Né de l’émergence de la religion Sankaradeva qui popularisa l’usage de manuscripts en Assam, une vibrant artisanat vit le jour mené par les communautes khanikars, likhaks et patuās – dont la tâche était la transcription et l’illustration des manuscrits. Travaillant sous la coupelle des prêtres Vaisnava, ces artistes ouvrirent la première école de peinture d’Assam. Les récits du Bhagavata, des Puranas, du Ramayana, du Mahabharata et autres histoires épiques y sont représentés. Certains travaux se trouvent à l’Assam State Museum de Guwahati. De plus, l’Assam Fine Arts and Crafts Society de Guwahati et le Jorhat Fine Arts Society de Jorhat jouent un rôle important dans la conservation de ce riche patrimoine culturel.

Ecoles de peinture

La peinture en Assam peut etre classée en 3 écoles :

Ecole Tai-Ahom: Les plus anciens manuscrits d’Assam datent de 1437 et représentent les 16 paradis et 16 enfers. Etant un centre culturel important, il est certain que cet art est beaucoup plus ancien mais le climat humide d’Assam n’a pas épargné les travaux plus anciens.

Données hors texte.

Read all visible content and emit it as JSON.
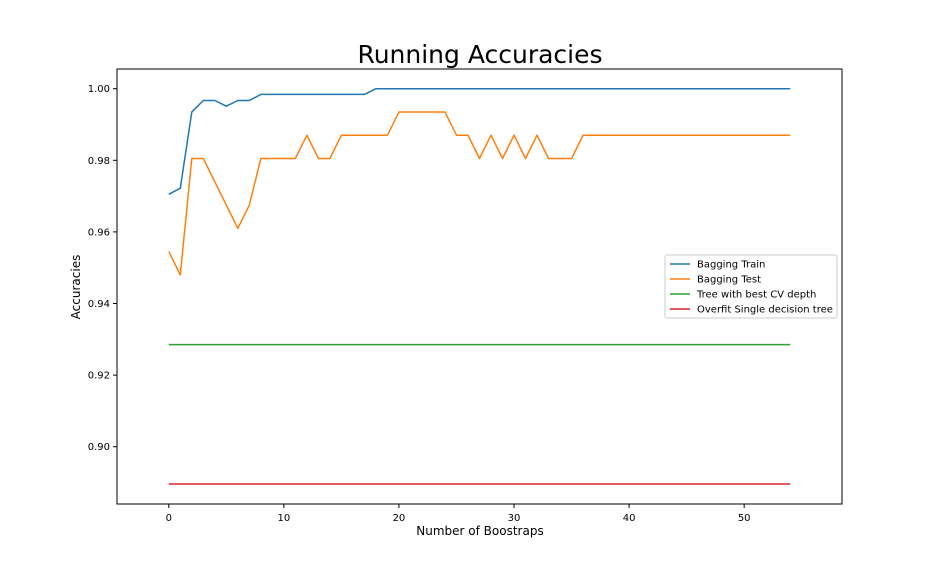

Ecole Sattriya: Elle fut developee par Sankaradeva, guide spitituel du 16e siècle. L’exemple le plus ancien datant du 17e siècle est le manuscrit du Chitra-bhagavata autrement appelé Adi-dasama, traduit en assamais par Sankaradeva et retrouvé dans un monastère du district de Nagaon. Cette école se distingue par la similarité entre homes et femmes qui ne se distinguent que par leurs habits, des lacs remplis de lotus, cascades d’eau et fond rouge.

Ahom ou Court School: Cree par le roi Ahom Rudrasimha et poursuivit par le roi King Sivasimha au 18e siecle, cet art fusionne les travaux de l’école Sattriya avec des influences musulmanes. Parmi les manuscrits ayant survécu, on retrouve le Sankhasur-badha (1726) et le Dharma-purana (1735).